Herr Koopmans, ich nehme an, Sie haben, obwohl Sie schon so lange im Geschäft sind, ordentlich Adrenalin im Blut vor lauter Vorfreude, oder?
Folkert Koopmans: Das ist eigentlich immer so vor einer Veranstaltung. Das wird sich, glaube ich, auch in Zukunft nicht ändern.
Beim Hurricane können 78.000 Tickets verkauft werden. Noch gibt es welche. Wie viel fehlt denn noch bis zum Status "ausverkauft"?
Koopmans: Es fehlen nicht mehr viele. Der Freitag wird ausverkauft sein, und der Samstag und Sonntag sind ein wenig schwächer. Aber wir reden da von 1.000 bis 2.000 Tickets, die da noch fehlen. Das ist im Vergleich zu den vorhergehenden Jahren ein wenig ungewöhnlich gewesen, dass wir gerade in den letzten Wochen doch noch sehr gut verkauft haben. Das hatten wir Anfang Mai gar nicht erwartet.
Und das, obwohl die Tickets deutlich teurer geworden sind: 249 Euro zahlt man für den Festivalpass, die Tagestickets kosten 119 Euro. Wohin führt diese Entwicklung der Ticketpreise? Das ist ja mittlerweile ein normaler Preis.
Koopmans: Das ist ein normaler Preis. Eigentlich müssten die Preise noch höher sein, wenn wir die Kostenentwicklung sehen. Aber wir stellen auch fest, dass die Leute schlichtweg nicht mehr Geld haben, und es würde wahrscheinlich dem Verkauf deutlich schaden, wenn wir noch mehr Geld nehmen würden. Wir versuchen, da immer eine Balance zu finden zwischen Einnahmen und Ausgaben, und das wird von Jahr zu Jahr schwieriger.
Machen Sie sich Sorgen, dass diese Balance kippt?

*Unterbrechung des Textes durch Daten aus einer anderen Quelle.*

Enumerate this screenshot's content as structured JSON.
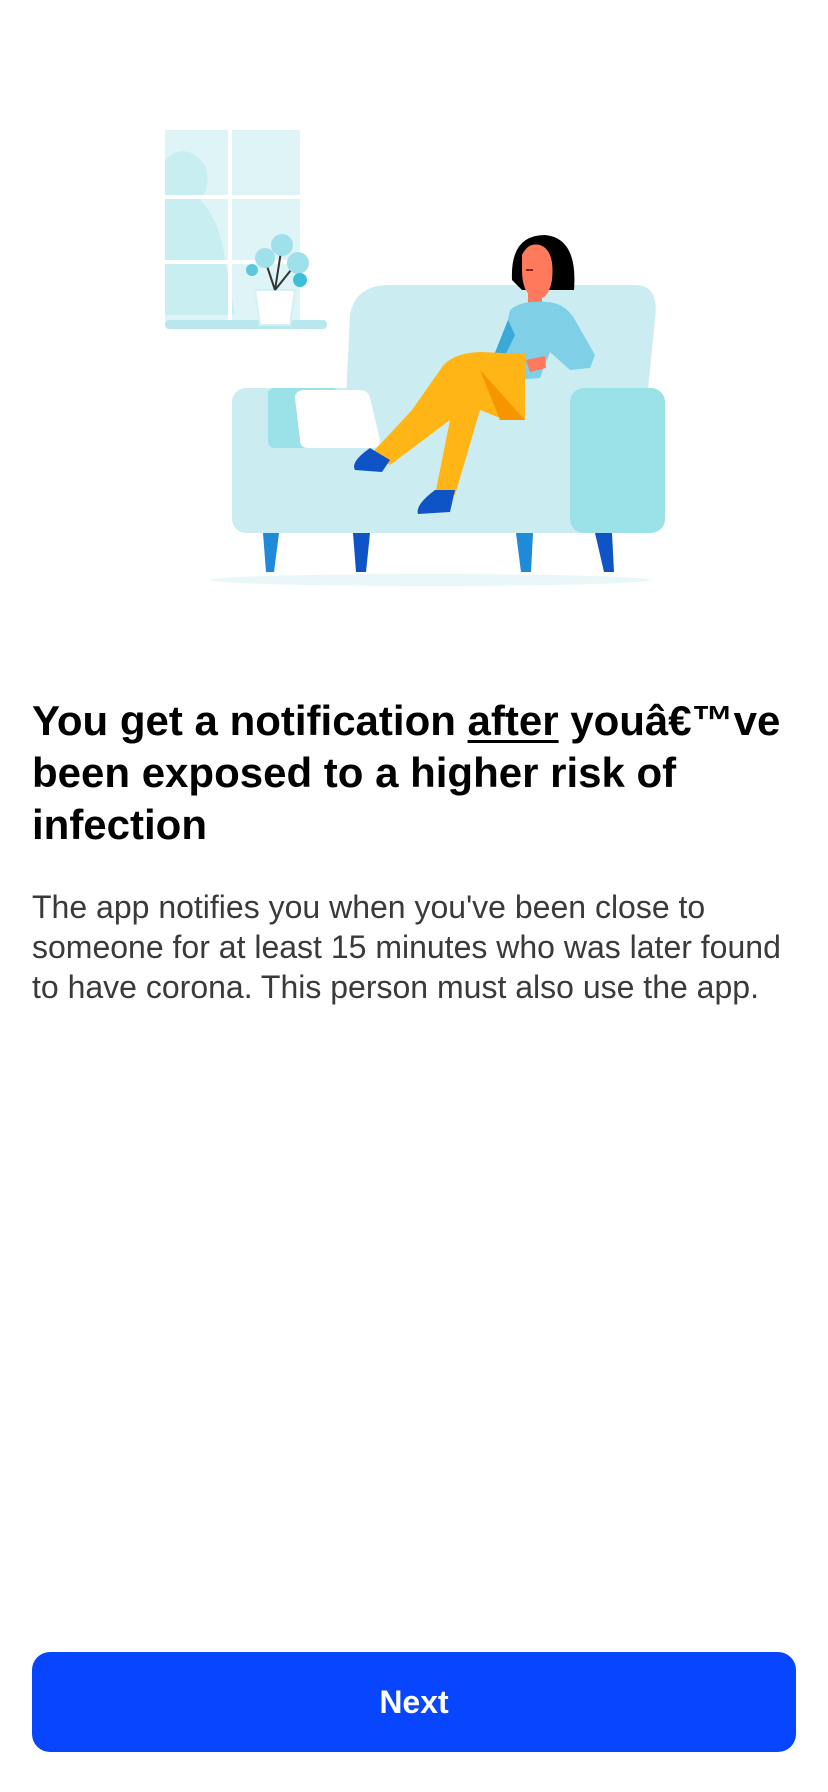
{
  "onboarding": {
    "heading": {
      "part1": "You get a notification ",
      "emphasis": "after",
      "part2": " youâ€™ve been exposed to a higher risk of infection"
    },
    "body": "The app notifies you when you've been close to someone for at least 15 minutes who was later found to have corona. This person must also use the app."
  },
  "actions": {
    "next_label": "Next"
  },
  "illustration": {
    "icon": "woman-on-sofa-illustration",
    "colors": {
      "sofa": "#cbedf1",
      "sofa_dark": "#9be1e8",
      "legs": "#1e6fd9",
      "pants": "#ffb515",
      "shirt": "#7fcfe6",
      "skin": "#ff7a5c",
      "hair": "#000000",
      "window": "#dff4f7"
    }
  },
  "theme": {
    "accent": "#0845ff"
  }
}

Koopmans: Ja, das kann durchaus sein. Ich glaube, dass wir mit dem Hurricane-Festival eine sehr starke Marke haben, die auch gut etabliert ist. Aber ich glaube, dass gerade viele kleinere Festival schon darunter leiden werden.
Sie haben in einem anderen Interview gesagt, dass nur noch 20 Prozent der Musikfestivals in Zukunft Geld verdienen werden - eine ziemlich düstere Prognose. Hängt das auch mit den Künstlergagen zusammen?
Koopmans: Ja, das hängt teilweise mit den Künstlergagen zusammen. Da muss man aber sagen, dass es da eigentlich schon vor circa zehn Jahren einen relativ großen Umschwung gegeben hat, weil die Künstler nicht mehr von ihren Gema-Einnahmen leben oder ihren Einnahmen, die sie über Plattenverkäufe generieren. Jetzt sind es alle Kosten drumherum, die das ausmachen.
Diese um 30 Prozent höhere Kosten bei einem Festival für Bühnentechnik, Lebensmittel und so weiter?
Koopmans: Genau.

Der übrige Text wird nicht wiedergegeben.